La responsabilità sociale

Il vento del cambiamento soffia in molte direzioni. Giunge da lontano, appare improvviso anche se si è preparato da lungo tempo. E’ costante e così forte che sta erodendo il passato.

Nuove forme di lavoro, nuovi approcci verso la salute, nuovi metodi di insegnamento nelle scuole, nuove visioni della società nel suo complesso. Anche se tutto può sembrare slegato è come se nel mezzo di questa grave crisi economica, ambientale ma soprattutto culturale una luce diffusa stesse splendendo sempre più forte.

L’economia, che significa amministrazione della casa, dove la casa è ciò su cui camminiamo ogni giorno, il pianeta Terra, è un ambito su cui si discute da alcuni secoli. Il presupposto della cultura occidentale è la competizione per risorse scarse e limitate, del profitto cieco che non considera le generazioni future e i delicati equilibri che esistono tra noi e l’ambiente. L’economia contemporanea è un’economia dell’ego, dominata dalla paura, in cui si lotta per sottrarre ed accumulare senza ridistribuire. Il passaggio che sta facendo l’intera società è invece quello verso un’economia umana, dove i valori sono la cooperazione, la spinta creativa per garantire a tutti un’abbondanza diffusa, la responsabilità verso gli altri e la Natura.

E’ un passaggio difficile, non avverrà dall’oggi al domani, perché chi credeva nel vecchio modo di arricchirsi sottraendo ai propri simili e al pianeta lotterà per arrestare questo processo – e questo vale anche dentro di noi stessi – ma il vento del cambiamento è inarrestabile.

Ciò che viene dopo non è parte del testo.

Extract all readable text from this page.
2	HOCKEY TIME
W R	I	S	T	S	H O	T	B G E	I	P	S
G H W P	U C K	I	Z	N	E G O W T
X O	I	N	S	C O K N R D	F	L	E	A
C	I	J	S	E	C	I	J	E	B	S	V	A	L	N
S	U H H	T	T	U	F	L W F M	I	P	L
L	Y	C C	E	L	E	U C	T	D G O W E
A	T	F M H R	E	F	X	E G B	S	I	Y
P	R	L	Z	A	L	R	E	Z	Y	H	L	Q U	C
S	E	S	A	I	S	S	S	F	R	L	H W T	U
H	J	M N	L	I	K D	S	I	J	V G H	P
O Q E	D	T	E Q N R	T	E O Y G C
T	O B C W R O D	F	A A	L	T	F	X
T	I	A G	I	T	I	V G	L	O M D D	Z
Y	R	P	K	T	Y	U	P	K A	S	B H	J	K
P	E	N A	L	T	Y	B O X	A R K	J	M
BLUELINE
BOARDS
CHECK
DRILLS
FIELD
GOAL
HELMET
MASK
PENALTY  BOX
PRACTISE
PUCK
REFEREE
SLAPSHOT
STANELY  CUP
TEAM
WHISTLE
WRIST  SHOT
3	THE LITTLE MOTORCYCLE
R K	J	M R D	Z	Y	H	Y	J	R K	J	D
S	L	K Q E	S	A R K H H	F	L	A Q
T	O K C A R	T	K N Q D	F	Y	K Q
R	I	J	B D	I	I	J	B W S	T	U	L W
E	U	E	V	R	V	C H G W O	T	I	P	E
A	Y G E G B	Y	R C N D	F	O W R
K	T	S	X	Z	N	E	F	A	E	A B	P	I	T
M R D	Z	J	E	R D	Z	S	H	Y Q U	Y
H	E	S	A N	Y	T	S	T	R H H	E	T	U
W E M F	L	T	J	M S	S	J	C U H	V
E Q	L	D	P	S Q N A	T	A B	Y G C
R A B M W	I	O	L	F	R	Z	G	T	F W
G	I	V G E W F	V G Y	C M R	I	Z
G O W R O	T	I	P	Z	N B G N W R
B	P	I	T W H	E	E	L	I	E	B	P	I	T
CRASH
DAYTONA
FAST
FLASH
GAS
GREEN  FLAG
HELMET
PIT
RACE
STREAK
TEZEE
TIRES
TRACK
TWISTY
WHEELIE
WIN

Nel piccolo, singoli uomini e donne, gruppi, associazioni e anche stati stanno evolvendo verso un nuovo modello. A me piace citare un contributo che riguarda la terra in cui sono nato, perché credo che si possa partire solo da dove si vive. Si tratta di una proposta di realizzare un Bilancio Sociale per il Parco  Naturale delle Dolomiti Friulane secondo dei modelli teorici che vengono discussi dagli anni ’70 e che prevedono che le aziende e anche le amministrazioni pubbliche, come nel caso di questo parco, si aprano alla società, stabilendo dei rapporti di collaborazione e condivisione, nonché creando un’organizzazione più favorevole alla motivazione dei singoli. Un’impresa può definirsi socialmente responsabile quando restituisce alla società e all’ambiente parte dei benefici che riceve. Si tratta di un cambiamento radicale, dal paradigma del capitalismo che sfrutta, dove ognuno è in lotta con gli altri (homo homini lupus diceva Thomas Hobbes, uno dei padri della moderna società europea) ad un modello dove l’azienda è parte integrante di un tutto che comprende i propri dipendenti, le comunità in cui opera, il pubblico, i clienti e la Natura. La definirei una visione economica olistica, dove ogni elemento è in relazione ad un altro, come nei nuovi modelli di medicina e terapia, dove gli organi, i vissuti emotivi e mentali non sono scissi e trattati singolarmente ma concorrono a definire un’unità e un bisogno di rinnovato equilibrio.

Si tratta di ritrovare la via della sintesi, di ricollegare le parti che per troppo tempo sono rimaste separate, di ricomporre il mosaico dell’esperienza umana, individuale e quindi collettiva. Ognuno parte da dove vive, con quello che sa fare, in questo caso con l’amore verso le montagne del Friuli e la capacità di organizzare, di creare reti. Si tratta di fare un grande passo avanti, che seppur tra mille attriti è destinato comunque a realizzarsi.